State: Idle EState: Deferred
Creds: user:zcao group:hbli class:extended qos:DEFAULT
WallTime: 00:00:00 of 2:00:00
SubmitTime: Mon Nov 19 20:50:48
(Time Queued Total: 00:00:01 Eligible: 00:00:01)
Total Tasks: 960
Req[0] TaskCount: 960 Partition: ALL
Network: [NONE] Memory >= 0 Disk >= 0 Swap >= 0
Opsys: [NONE] Arch: [NONE] Features: [normal]
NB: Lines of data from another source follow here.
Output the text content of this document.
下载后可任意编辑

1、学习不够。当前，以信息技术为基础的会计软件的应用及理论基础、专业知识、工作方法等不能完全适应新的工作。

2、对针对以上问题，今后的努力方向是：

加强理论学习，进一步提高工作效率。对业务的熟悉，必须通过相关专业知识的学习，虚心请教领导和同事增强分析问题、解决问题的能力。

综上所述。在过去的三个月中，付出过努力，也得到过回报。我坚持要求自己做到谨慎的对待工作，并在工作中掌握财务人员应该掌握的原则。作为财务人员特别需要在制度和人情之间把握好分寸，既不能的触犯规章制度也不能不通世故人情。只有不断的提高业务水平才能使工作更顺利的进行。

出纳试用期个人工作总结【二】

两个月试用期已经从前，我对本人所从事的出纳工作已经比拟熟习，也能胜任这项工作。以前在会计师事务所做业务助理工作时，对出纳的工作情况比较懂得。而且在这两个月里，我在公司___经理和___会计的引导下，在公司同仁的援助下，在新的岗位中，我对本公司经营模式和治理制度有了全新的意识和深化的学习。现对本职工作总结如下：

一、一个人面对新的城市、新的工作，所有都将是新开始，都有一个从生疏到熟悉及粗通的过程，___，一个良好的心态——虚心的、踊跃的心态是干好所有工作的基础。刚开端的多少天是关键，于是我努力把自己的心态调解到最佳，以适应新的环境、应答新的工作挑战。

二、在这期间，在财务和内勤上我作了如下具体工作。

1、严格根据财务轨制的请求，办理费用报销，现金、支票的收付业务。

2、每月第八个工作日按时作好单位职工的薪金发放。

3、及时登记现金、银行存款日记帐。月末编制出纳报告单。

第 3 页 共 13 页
IWD: [NONE] Executable: [NONE]
Bypass: 0 StartCount: 1
PartitionMask: [ALL]
Flags: RESTARTABLE
job is deferred. Reason: RMFailure (cannot start job - RM failure, rc: 15085, msg: 'End of File')
Holds: Defer (hold reason: RMFailure)
PE: 960.00 StartPriority: -12355
cannot select job 149809 for partition DEFAULT (job hold active)
It could be TORQUE Mom temporarily become unresponsive, thus cannot receive the job start. https://torqueusers.supercluster.narkive.com/ZXAzm4jP/rm-failure-rc-15085-msg-end-of-file
Possibly related to #8, or launching job with large number of nodes
All nodes works now.
zcao@mu01:~$ date
Wed Dec 19 23:58:34 CST 2018
zcao@mu01:~$ pbsnodes -l
zcao@mu01:~$
Can we close this?
One node is not available for job-execution. Seems cu01 is for debug only.
Need to make cu09 and/or cu39 online to continue the simulation.